Adam öldürmenin, katliam yapmanın, mamusa tecavüzün, uyuşturcu satmanın ne bileyim en ağır suçların bile aşağı yukarı ilerde geçireceği süre bellidir. Şayet yetenekli bir avukatın varsa iyi hal indirimi ile süre daha da kısalır. Eğer etkili ve yetkili yerlerde yakının varsa özellikle ölümlü trafik kazalarında elini kolunu sallayarak gezersin. İçeri girsen bile orda krallar gibi el üstünde tutulursun.
Lakin yanılıp şaşıp siyasi bir suça karışırsan işin Allah’a kalmış demektir. Aşağılama ve işkence dahil dışarıda yakınlarına dahi huzur verilmez. Toplumdan tecrid edilirsin. İdamın uygulandığı dönemlerde idam edilirsin ki maalesef biz bunlara şahit olduk.
Sen haklı olduğunu iş patlayana kadar öbür tarafı boylarsın.
Osmanlı zamanında da durum bundan farklı değildi. Çoğu zaman sürgünü tercih ederdi son dönemlerde ama mesela bir Boğazlayan kaymakamı var ki hâlâ yürek yarasıdır günümüzde. Ermeni iftiraları üzerine işgalci devletleri memnun etme adına idam edilmiştir kaymakam Mehmet Kemal bey.
1944 lerde milli şef döneminde milliyetçi gençler tabutluklarda işkence görmüş, 1960 darbesinde ülkenin iki bakan ve bir başbakanı idam edilmiştir.
70/80 yılları arası tam bir kaos ortamı oluşturularak binlerce genç sağ-sol davası sonucu birbirlerine kurşun sıkmıştır. Sağ kalanlar yaklaşık altıyüzbin kişi sıkıyönetim mahkemelerinde yargılanmış üzerlerinde her türlü işkence denenmiş, şanslı olanlar hapis cezası hükmü almış bir kısmıda” asmayıpta besleyecek miydik” denilerek idam edilmiştir.
Siyasi partiler kapatılıp liderlerinin çoğu yargılanıp mahkum edilmiştir.

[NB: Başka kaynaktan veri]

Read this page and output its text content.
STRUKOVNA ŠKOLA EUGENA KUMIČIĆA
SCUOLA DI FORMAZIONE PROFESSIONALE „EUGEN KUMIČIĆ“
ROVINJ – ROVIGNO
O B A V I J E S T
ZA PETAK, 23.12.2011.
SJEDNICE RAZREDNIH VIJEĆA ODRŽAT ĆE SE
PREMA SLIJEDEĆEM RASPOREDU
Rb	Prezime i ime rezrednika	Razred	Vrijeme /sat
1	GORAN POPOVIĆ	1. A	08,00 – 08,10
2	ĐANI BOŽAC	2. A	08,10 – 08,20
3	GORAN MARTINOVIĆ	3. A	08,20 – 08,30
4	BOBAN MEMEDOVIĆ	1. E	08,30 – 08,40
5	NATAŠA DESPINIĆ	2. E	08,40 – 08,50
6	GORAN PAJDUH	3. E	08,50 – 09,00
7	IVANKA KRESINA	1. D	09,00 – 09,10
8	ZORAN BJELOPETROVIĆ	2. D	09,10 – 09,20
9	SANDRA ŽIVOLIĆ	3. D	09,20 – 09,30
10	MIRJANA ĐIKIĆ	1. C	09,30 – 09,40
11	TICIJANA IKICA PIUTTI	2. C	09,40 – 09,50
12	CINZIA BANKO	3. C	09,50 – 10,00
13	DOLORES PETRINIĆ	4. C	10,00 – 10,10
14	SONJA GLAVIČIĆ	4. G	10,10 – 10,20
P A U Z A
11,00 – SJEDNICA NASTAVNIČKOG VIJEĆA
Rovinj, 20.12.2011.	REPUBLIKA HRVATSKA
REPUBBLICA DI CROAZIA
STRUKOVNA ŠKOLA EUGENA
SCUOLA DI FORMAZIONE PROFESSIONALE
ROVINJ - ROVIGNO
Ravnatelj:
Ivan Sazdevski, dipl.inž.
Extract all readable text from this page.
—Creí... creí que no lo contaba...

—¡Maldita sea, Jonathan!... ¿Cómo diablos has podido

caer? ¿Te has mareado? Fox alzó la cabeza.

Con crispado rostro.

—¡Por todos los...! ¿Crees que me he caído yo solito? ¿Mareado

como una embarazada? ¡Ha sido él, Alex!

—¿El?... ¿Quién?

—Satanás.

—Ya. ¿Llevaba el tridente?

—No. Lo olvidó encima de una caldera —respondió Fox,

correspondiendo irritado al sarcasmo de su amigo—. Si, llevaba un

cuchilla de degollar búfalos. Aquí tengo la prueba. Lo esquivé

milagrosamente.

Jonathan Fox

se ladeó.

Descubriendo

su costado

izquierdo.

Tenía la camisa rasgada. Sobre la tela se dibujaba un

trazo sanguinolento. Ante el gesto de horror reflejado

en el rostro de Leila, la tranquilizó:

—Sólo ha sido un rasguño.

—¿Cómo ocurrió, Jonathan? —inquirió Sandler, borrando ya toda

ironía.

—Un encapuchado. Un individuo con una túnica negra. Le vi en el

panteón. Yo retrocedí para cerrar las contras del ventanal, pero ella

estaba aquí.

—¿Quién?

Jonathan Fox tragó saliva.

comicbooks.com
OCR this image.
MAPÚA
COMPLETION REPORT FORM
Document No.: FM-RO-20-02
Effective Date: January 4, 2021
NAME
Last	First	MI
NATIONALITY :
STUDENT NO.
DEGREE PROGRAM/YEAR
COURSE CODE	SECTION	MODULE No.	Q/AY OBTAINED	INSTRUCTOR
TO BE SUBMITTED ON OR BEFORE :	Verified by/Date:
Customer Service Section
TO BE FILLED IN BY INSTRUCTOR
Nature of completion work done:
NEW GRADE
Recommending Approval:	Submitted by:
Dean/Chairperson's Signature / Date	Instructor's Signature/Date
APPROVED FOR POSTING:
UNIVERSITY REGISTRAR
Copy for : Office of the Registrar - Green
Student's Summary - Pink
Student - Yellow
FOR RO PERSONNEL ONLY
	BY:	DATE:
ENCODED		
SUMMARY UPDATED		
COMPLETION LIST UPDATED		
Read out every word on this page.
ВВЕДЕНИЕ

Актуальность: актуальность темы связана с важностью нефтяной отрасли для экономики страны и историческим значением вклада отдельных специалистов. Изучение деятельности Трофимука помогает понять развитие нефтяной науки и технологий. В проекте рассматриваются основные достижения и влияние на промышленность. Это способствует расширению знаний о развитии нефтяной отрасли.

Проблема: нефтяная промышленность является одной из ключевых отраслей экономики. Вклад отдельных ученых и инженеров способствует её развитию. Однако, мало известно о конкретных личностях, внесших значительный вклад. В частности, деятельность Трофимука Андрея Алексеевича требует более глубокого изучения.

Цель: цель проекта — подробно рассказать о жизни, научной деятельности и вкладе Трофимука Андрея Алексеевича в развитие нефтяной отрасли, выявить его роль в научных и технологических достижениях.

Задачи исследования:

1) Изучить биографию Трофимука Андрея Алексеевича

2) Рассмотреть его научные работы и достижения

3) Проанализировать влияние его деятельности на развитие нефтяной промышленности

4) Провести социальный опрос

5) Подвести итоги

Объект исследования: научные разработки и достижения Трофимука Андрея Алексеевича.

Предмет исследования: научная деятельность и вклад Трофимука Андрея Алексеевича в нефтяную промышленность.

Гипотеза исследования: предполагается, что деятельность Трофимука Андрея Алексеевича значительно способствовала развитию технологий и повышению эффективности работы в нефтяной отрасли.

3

Malum hain 15 temmuz darbesinden sonra da
İdam hariç benzer şeyler yaşanmıştır.
1984 yılından beri devam eden bölücü terör örgütü üyeleri ile yaşananlar farklı bir boyuta evrilmeye başlanmış. Terörsüz Türkiye denilerek bir takım devlet politikası oluşturulma çabasına karşılık örgüt mensuplarının ne silah bırakacağı ne de yeni isteklerinden geri duracağı konusunda en ufak bir ümit ışığı görünmemekte. Buna mukabil Ümit Özdağ hapis tutılmakta. İnsaf ve vicdanla en ufak bir alakası yok aksine kamu vicdanı kabul etmemektedir.
Öbür taraftan istanbul büyükşehir belediye başkanından bir mağdur bir kahraman meydana getirilmek istenmektedir.
Elhasılı vel kelam şu güzelim ülkede ağız tadıyla yaşamayı beceremedik. Sanki ülkede mutlak surette potansiyel hain icad etmek zorundaymışız diye düşünmeden edemiyor insan.